Facebook promoted posts – we’re a believer!
With the recent flooding in southern Alberta (BC, and Ontario), many of our policyholders were inquiring if home insurance protects against flood damage. In addition to responding to those individual inquires, we thought it would be worthwhile distributing the answers more broadly. Social media was a logical channel.
For us, social media generally means LinkedIn, Twitter, Google+ and Facebook. When you post a “status update” to Facebook, it uses an algorithm to determine whose newsfeeds the update is going to show up on. The more people that interact with your post (like, add a comment, etc.), the more people Facebook will show that post to.

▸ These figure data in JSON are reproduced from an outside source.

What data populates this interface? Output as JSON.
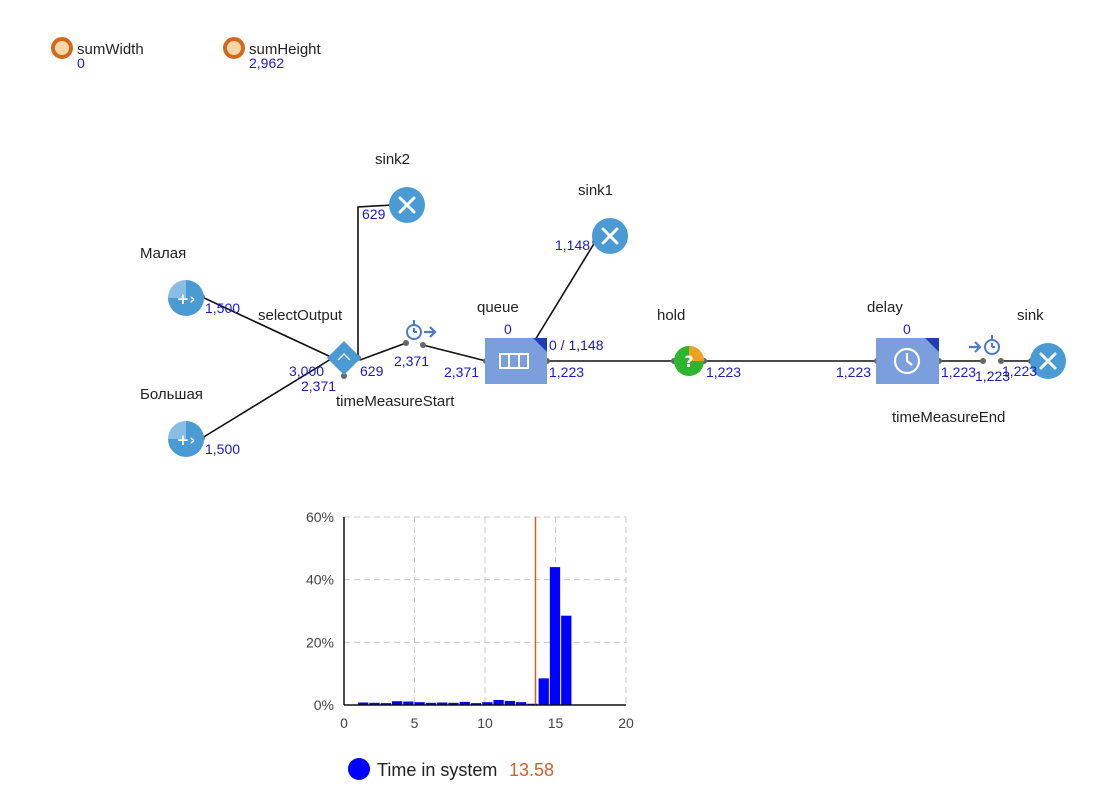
{
  "variables": [
    {
      "name": "sumWidth",
      "value": "0"
    },
    {
      "name": "sumHeight",
      "value": "2,962"
    }
  ],
  "blocks": {
    "sourceSmall": {
      "label": "Малая",
      "count": "1,500",
      "icon": "source-icon"
    },
    "sourceBig": {
      "label": "Большая",
      "count": "1,500",
      "icon": "source-icon"
    },
    "selectOutput": {
      "label": "selectOutput",
      "count_in": "3,000",
      "count_out_left": "2,371",
      "count_out_right": "629",
      "icon": "select-output-icon"
    },
    "sink2": {
      "label": "sink2",
      "count": "629",
      "icon": "sink-icon"
    },
    "timeMeasureStart": {
      "label": "timeMeasureStart",
      "count": "2,371",
      "icon": "time-measure-start-icon"
    },
    "queue": {
      "label": "queue",
      "count_in": "2,371",
      "count_top": "0",
      "count_capacity": "0 / 1,148",
      "count_out": "1,223",
      "icon": "queue-icon"
    },
    "sink1": {
      "label": "sink1",
      "count": "1,148",
      "icon": "sink-icon"
    },
    "hold": {
      "label": "hold",
      "count": "1,223",
      "icon": "hold-icon"
    },
    "delay": {
      "label": "delay",
      "count_in": "1,223",
      "count_top": "0",
      "count_out": "1,223",
      "icon": "delay-icon"
    },
    "timeMeasureEnd": {
      "label": "timeMeasureEnd",
      "count": "1,223",
      "icon": "time-measure-end-icon"
    },
    "sink": {
      "label": "sink",
      "count": "1,223",
      "icon": "sink-icon"
    }
  },
  "colors": {
    "block_blue": "#4a9ad4",
    "box_blue": "#7a9fdc",
    "counter_blue": "#1a1acc",
    "variable_orange": "#d2691e",
    "hold_green": "#2db52d",
    "hold_orange": "#f0a020",
    "bar_blue": "#0000ff",
    "mean_line": "#d0612a"
  },
  "chart_data": {
    "type": "bar",
    "title": "",
    "xlabel": "",
    "ylabel": "",
    "xlim": [
      0,
      20
    ],
    "ylim": [
      0,
      60
    ],
    "x_ticks": [
      "0",
      "5",
      "10",
      "15",
      "20"
    ],
    "y_ticks": [
      "0%",
      "20%",
      "40%",
      "60%"
    ],
    "bin_width": 0.8,
    "x": [
      1.0,
      1.8,
      2.6,
      3.4,
      4.2,
      5.0,
      5.8,
      6.6,
      7.4,
      8.2,
      9.0,
      9.8,
      10.6,
      11.4,
      12.2,
      13.0,
      13.8,
      14.6,
      15.4
    ],
    "values": [
      0.8,
      0.7,
      0.6,
      1.2,
      1.1,
      0.9,
      0.7,
      0.8,
      0.7,
      1.0,
      0.6,
      0.9,
      1.6,
      1.3,
      0.9,
      0.4,
      8.5,
      44,
      28.5
    ],
    "mean_value": 13.58,
    "grid": true,
    "legend": {
      "name": "Time in system",
      "value": "13.58",
      "position": "bottom"
    }
  }
}
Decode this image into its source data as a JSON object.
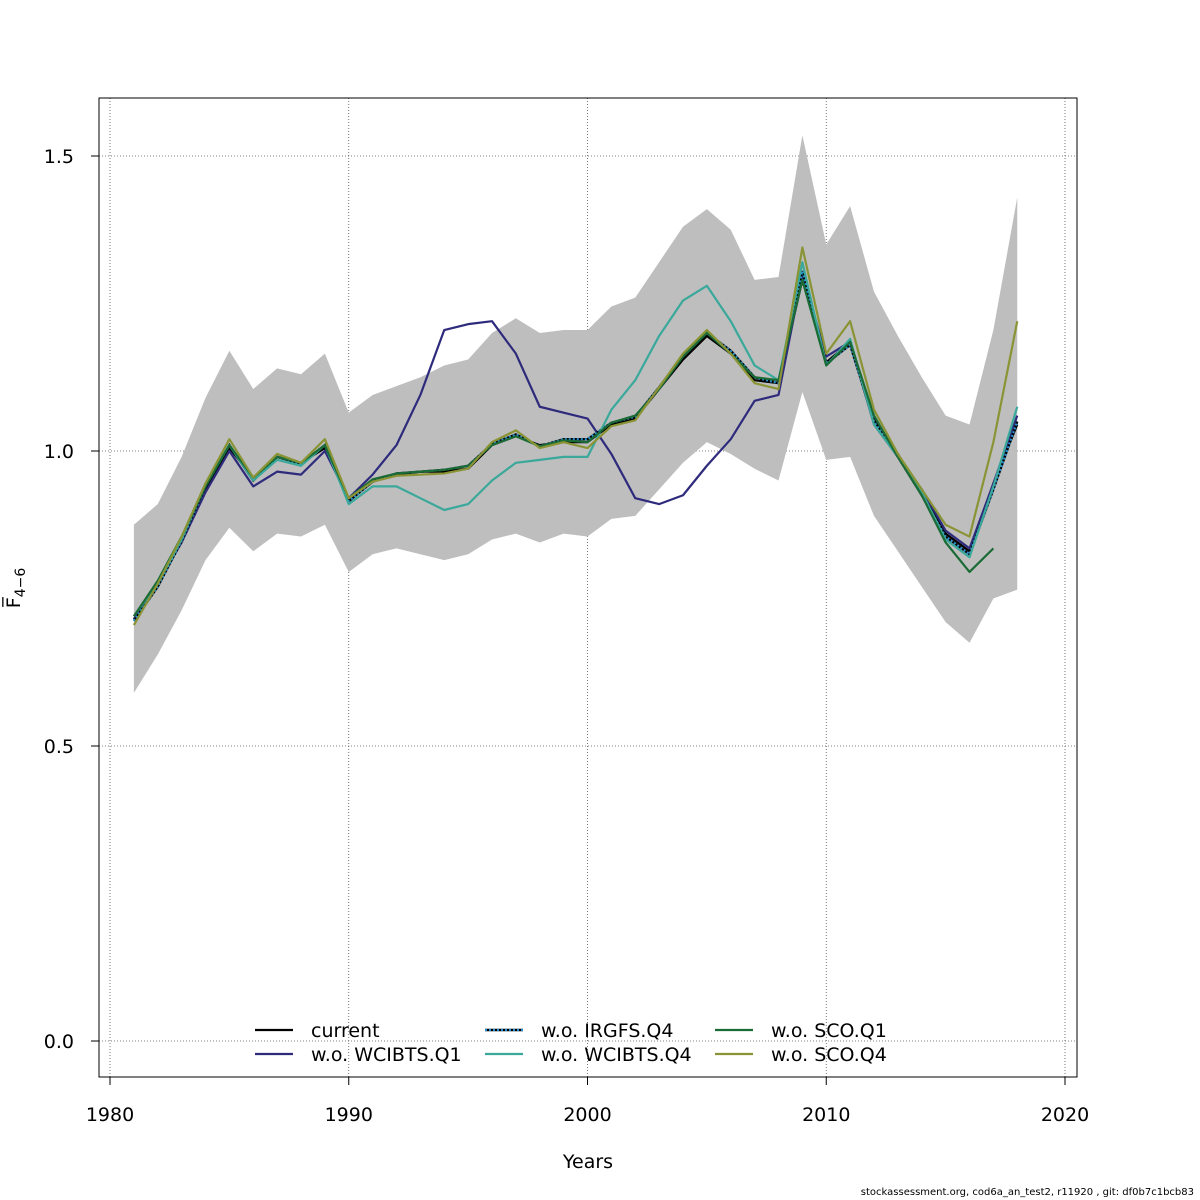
{
  "chart_data": {
    "type": "line",
    "xlabel": "Years",
    "ylabel": "F̅",
    "ylabel_subscript": "4−6",
    "xlim": [
      1980,
      2020
    ],
    "ylim": [
      0.0,
      1.6
    ],
    "x_ticks": [
      1980,
      1990,
      2000,
      2010,
      2020
    ],
    "y_ticks": [
      0.0,
      0.5,
      1.0,
      1.5
    ],
    "x_tick_labels": [
      "1980",
      "1990",
      "2000",
      "2010",
      "2020"
    ],
    "y_tick_labels": [
      "0.0",
      "0.5",
      "1.0",
      "1.5"
    ],
    "grid": true,
    "legend_position": "bottom-center",
    "band": {
      "color": "#bebebe",
      "x": [
        1981,
        1982,
        1983,
        1984,
        1985,
        1986,
        1987,
        1988,
        1989,
        1990,
        1991,
        1992,
        1993,
        1994,
        1995,
        1996,
        1997,
        1998,
        1999,
        2000,
        2001,
        2002,
        2003,
        2004,
        2005,
        2006,
        2007,
        2008,
        2009,
        2010,
        2011,
        2012,
        2013,
        2014,
        2015,
        2016,
        2017,
        2018
      ],
      "upper": [
        0.875,
        0.91,
        0.99,
        1.09,
        1.17,
        1.105,
        1.14,
        1.13,
        1.165,
        1.065,
        1.095,
        1.11,
        1.125,
        1.145,
        1.155,
        1.2,
        1.225,
        1.2,
        1.205,
        1.205,
        1.245,
        1.26,
        1.32,
        1.38,
        1.41,
        1.375,
        1.29,
        1.295,
        1.535,
        1.35,
        1.415,
        1.27,
        1.195,
        1.125,
        1.06,
        1.045,
        1.205,
        1.43
      ],
      "lower": [
        0.59,
        0.655,
        0.73,
        0.815,
        0.87,
        0.83,
        0.86,
        0.855,
        0.875,
        0.795,
        0.825,
        0.835,
        0.825,
        0.815,
        0.825,
        0.85,
        0.86,
        0.845,
        0.86,
        0.855,
        0.885,
        0.89,
        0.935,
        0.98,
        1.015,
        0.995,
        0.97,
        0.95,
        1.1,
        0.985,
        0.99,
        0.89,
        0.83,
        0.77,
        0.71,
        0.675,
        0.75,
        0.765
      ]
    },
    "series": [
      {
        "name": "current",
        "color": "#000000",
        "dashed": false,
        "x": [
          1981,
          1982,
          1983,
          1984,
          1985,
          1986,
          1987,
          1988,
          1989,
          1990,
          1991,
          1992,
          1993,
          1994,
          1995,
          1996,
          1997,
          1998,
          1999,
          2000,
          2001,
          2002,
          2003,
          2004,
          2005,
          2006,
          2007,
          2008,
          2009,
          2010,
          2011,
          2012,
          2013,
          2014,
          2015,
          2016,
          2017,
          2018
        ],
        "y": [
          0.715,
          0.775,
          0.85,
          0.935,
          1.005,
          0.955,
          0.99,
          0.98,
          1.005,
          0.915,
          0.95,
          0.96,
          0.965,
          0.965,
          0.97,
          1.01,
          1.025,
          1.01,
          1.015,
          1.015,
          1.045,
          1.055,
          1.105,
          1.155,
          1.195,
          1.165,
          1.12,
          1.115,
          1.29,
          1.15,
          1.185,
          1.055,
          0.995,
          0.93,
          0.86,
          0.83,
          0.945,
          1.045
        ]
      },
      {
        "name": "w.o. WCIBTS.Q1",
        "color": "#2e2a7c",
        "dashed": false,
        "x": [
          1981,
          1982,
          1983,
          1984,
          1985,
          1986,
          1987,
          1988,
          1989,
          1990,
          1991,
          1992,
          1993,
          1994,
          1995,
          1996,
          1997,
          1998,
          1999,
          2000,
          2001,
          2002,
          2003,
          2004,
          2005,
          2006,
          2007,
          2008,
          2009,
          2010,
          2011,
          2012,
          2013,
          2014,
          2015,
          2016,
          2017,
          2018
        ],
        "y": [
          0.715,
          0.775,
          0.845,
          0.93,
          1.0,
          0.94,
          0.965,
          0.96,
          1.0,
          0.92,
          0.96,
          1.01,
          1.095,
          1.205,
          1.215,
          1.22,
          1.165,
          1.075,
          1.065,
          1.055,
          0.995,
          0.92,
          0.91,
          0.925,
          0.975,
          1.02,
          1.085,
          1.095,
          1.3,
          1.16,
          1.185,
          1.045,
          0.99,
          0.935,
          0.865,
          0.835,
          0.945,
          1.06
        ]
      },
      {
        "name": "w.o. IRGFS.Q4",
        "color": "#2a8fd0",
        "dashed": true,
        "x": [
          1981,
          1982,
          1983,
          1984,
          1985,
          1986,
          1987,
          1988,
          1989,
          1990,
          1991,
          1992,
          1993,
          1994,
          1995,
          1996,
          1997,
          1998,
          1999,
          2000,
          2001,
          2002,
          2003,
          2004,
          2005,
          2006,
          2007,
          2008,
          2009,
          2010,
          2011,
          2012,
          2013,
          2014,
          2015,
          2016,
          2017,
          2018
        ],
        "y": [
          0.712,
          0.77,
          0.848,
          0.94,
          1.01,
          0.95,
          0.99,
          0.978,
          1.01,
          0.915,
          0.948,
          0.962,
          0.965,
          0.968,
          0.975,
          1.012,
          1.028,
          1.008,
          1.02,
          1.02,
          1.048,
          1.058,
          1.108,
          1.162,
          1.2,
          1.17,
          1.125,
          1.115,
          1.305,
          1.148,
          1.18,
          1.05,
          0.99,
          0.925,
          0.855,
          0.825,
          0.935,
          1.05
        ]
      },
      {
        "name": "w.o. WCIBTS.Q4",
        "color": "#3aa89a",
        "dashed": false,
        "x": [
          1981,
          1982,
          1983,
          1984,
          1985,
          1986,
          1987,
          1988,
          1989,
          1990,
          1991,
          1992,
          1993,
          1994,
          1995,
          1996,
          1997,
          1998,
          1999,
          2000,
          2001,
          2002,
          2003,
          2004,
          2005,
          2006,
          2007,
          2008,
          2009,
          2010,
          2011,
          2012,
          2013,
          2014,
          2015,
          2016,
          2017,
          2018
        ],
        "y": [
          0.72,
          0.775,
          0.85,
          0.945,
          1.01,
          0.95,
          0.985,
          0.975,
          1.01,
          0.91,
          0.94,
          0.94,
          0.92,
          0.9,
          0.91,
          0.95,
          0.98,
          0.985,
          0.99,
          0.99,
          1.07,
          1.12,
          1.195,
          1.255,
          1.28,
          1.22,
          1.145,
          1.12,
          1.32,
          1.145,
          1.19,
          1.045,
          0.99,
          0.93,
          0.85,
          0.82,
          0.94,
          1.075
        ]
      },
      {
        "name": "w.o. SCO.Q1",
        "color": "#1a6b36",
        "dashed": false,
        "x": [
          1981,
          1982,
          1983,
          1984,
          1985,
          1986,
          1987,
          1988,
          1989,
          1990,
          1991,
          1992,
          1993,
          1994,
          1995,
          1996,
          1997,
          1998,
          1999,
          2000,
          2001,
          2002,
          2003,
          2004,
          2005,
          2006,
          2007,
          2008,
          2009,
          2010,
          2011,
          2012,
          2013,
          2014,
          2015,
          2016,
          2017
        ],
        "y": [
          0.72,
          0.78,
          0.855,
          0.94,
          1.01,
          0.955,
          0.99,
          0.98,
          1.01,
          0.92,
          0.952,
          0.962,
          0.965,
          0.968,
          0.975,
          1.01,
          1.025,
          1.008,
          1.018,
          1.015,
          1.048,
          1.06,
          1.105,
          1.16,
          1.2,
          1.165,
          1.125,
          1.12,
          1.29,
          1.145,
          1.185,
          1.06,
          0.99,
          0.925,
          0.845,
          0.795,
          0.835
        ]
      },
      {
        "name": "w.o. SCO.Q4",
        "color": "#8a9435",
        "dashed": false,
        "x": [
          1981,
          1982,
          1983,
          1984,
          1985,
          1986,
          1987,
          1988,
          1989,
          1990,
          1991,
          1992,
          1993,
          1994,
          1995,
          1996,
          1997,
          1998,
          1999,
          2000,
          2001,
          2002,
          2003,
          2004,
          2005,
          2006,
          2007,
          2008,
          2009,
          2010,
          2011,
          2012,
          2013,
          2014,
          2015,
          2016,
          2017,
          2018
        ],
        "y": [
          0.705,
          0.775,
          0.855,
          0.945,
          1.02,
          0.955,
          0.995,
          0.98,
          1.02,
          0.92,
          0.948,
          0.958,
          0.96,
          0.962,
          0.97,
          1.015,
          1.035,
          1.005,
          1.015,
          1.005,
          1.042,
          1.052,
          1.108,
          1.165,
          1.205,
          1.165,
          1.115,
          1.105,
          1.345,
          1.165,
          1.22,
          1.07,
          0.995,
          0.935,
          0.875,
          0.855,
          1.015,
          1.22
        ]
      }
    ]
  },
  "footer": "stockassessment.org, cod6a_an_test2, r11920 , git: df0b7c1bcb83"
}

Over 1,200 people have “liked” us on Facebook, but only around 200 people actually see our updates in their newsfeeds. Obviously this really limits our reach, and makes it hard for us to get our message out to our “fans”. Not to worry though, Facebook has a solution to this, and not surprisingly, it costs money. 😉 Now that Facebook’s a public company obviously there’s a lot of pressure to monetize their massive user base, and one way they’re able to do this is through “promoted posts”. It’s a pretty simple concept: if you want your post to be seen by more people, you can add a budget to your post. How far that budget goes depends on how many other people are paying to promote posts at the time. That means the number of possible “impressions” are divided amongst the number of promoted posts to be displayed, and whoever bids more gets a higher percentage.
On a whim, we decided to give promoted posts a try, for this particular flood post. Initially, I just added $20 to our Facebook account, and fired up Google Analytics (Real-time). Almost immediately, I saw a trickle of traffic coming from Facebook to the link we were promoting. The post got its first few “likes” and “comments”. Since I’d promoted the post on a whim, we hadn’t really prepared ourselves to respond to the incoming comments. It was Friday evening, and Daniel was out of the office, doing the grouse grind.
Comments are great because it means that the post is then likely going to show up in the newsfeed of the commenter’s friends. That said, I admit I started to panic a little, when some of the comments being posted had a negative tone. At Square One, we really try to be open and transparent, so Daniel raced back from the Grind, and took the time to respond to each comment. Almost magically, the tone quickly turned around. It’s amazing how people respond when they realize their dealing with a real, live human, not just a faceless company.
With the initial $20 spent, we took a look at whether the promoted post was offering good “value”. Generally online ads are measured as a cost per thousand views (CPM). As you can see from below, for the initial $20 spend, our cost was $2.94 per 1,000 views:
All views are not created equal however! We’ve done quite a bit of online advertising, and we’ve gotten the cheapest CPM with the Google display network. Our average CPM with Google is around $0.60. That would be great if the “engagement” with those ads wasn’t so weak. I think most of us are now conditioned to completely ignore display ads on most web pages. Our best measure for engagement is whether someone clicks on the ad. With Google, our click through rate is about 0.16% – yes, that’s only a fraction of 1%! As you can see above, with the Facebook promoted post, we were initially seeing a click through rate of 2.6%, and it got even better over time.
Based on the metrics noted above, we figured we were getting pretty good value with our promoted post, so we figured we’d let it ride. It was a bit addicting to watch the traffic stream into our site. We increased our budget for the promoted post several times, and ended up capping it at $250 per day (for 3 days). It was incredible to watch the traffic to our site spool up almost immediately after increasing our budget. It gives you a sense of the massive number of people using Facebook at any given time. For example, for awhile we were averaging over 300 visitors from Facebook on our site at a time. Given that only around 5% were clicking on the post, that means Facebook was showing the post to over 6,000 people at the same time. Keep in mind, the post was only being shown to people in BC, Alberta and Saskatchewan!
Here’s the promoted post’s stats at the conclusion of the campaign:
We actually found that Facebook underestimated the number of clicks that were sent our way. All told, Google Analytics counted 17,768 clicks from Facebook to our flood damage page. This translates to an incredible 7.8% click through rate (based on the 229,175 “impressions” Facebook indicates the post received)! At $0.04 per “click”, it means that traffic was super cheap to generate. (In comparison, our Google display network ads work out to around $0.75 per click). Our site is targetted to a pretty specialized audience – people in BC, Alberta and Saskatchewan looking for home insurance. So, it’s not normally a high traffic site by any stretch. Nonetheless, 17,000 unexpected visitors over a 3-day period gave our server a bit of a workout. It also made our regular daily site traffic look like a rounding error:
There you have it, all the gory details of our “promoted post” experiment. If you’re as obsessed with monitoring and optimizing website usage as I am, I hope you found this post interesting.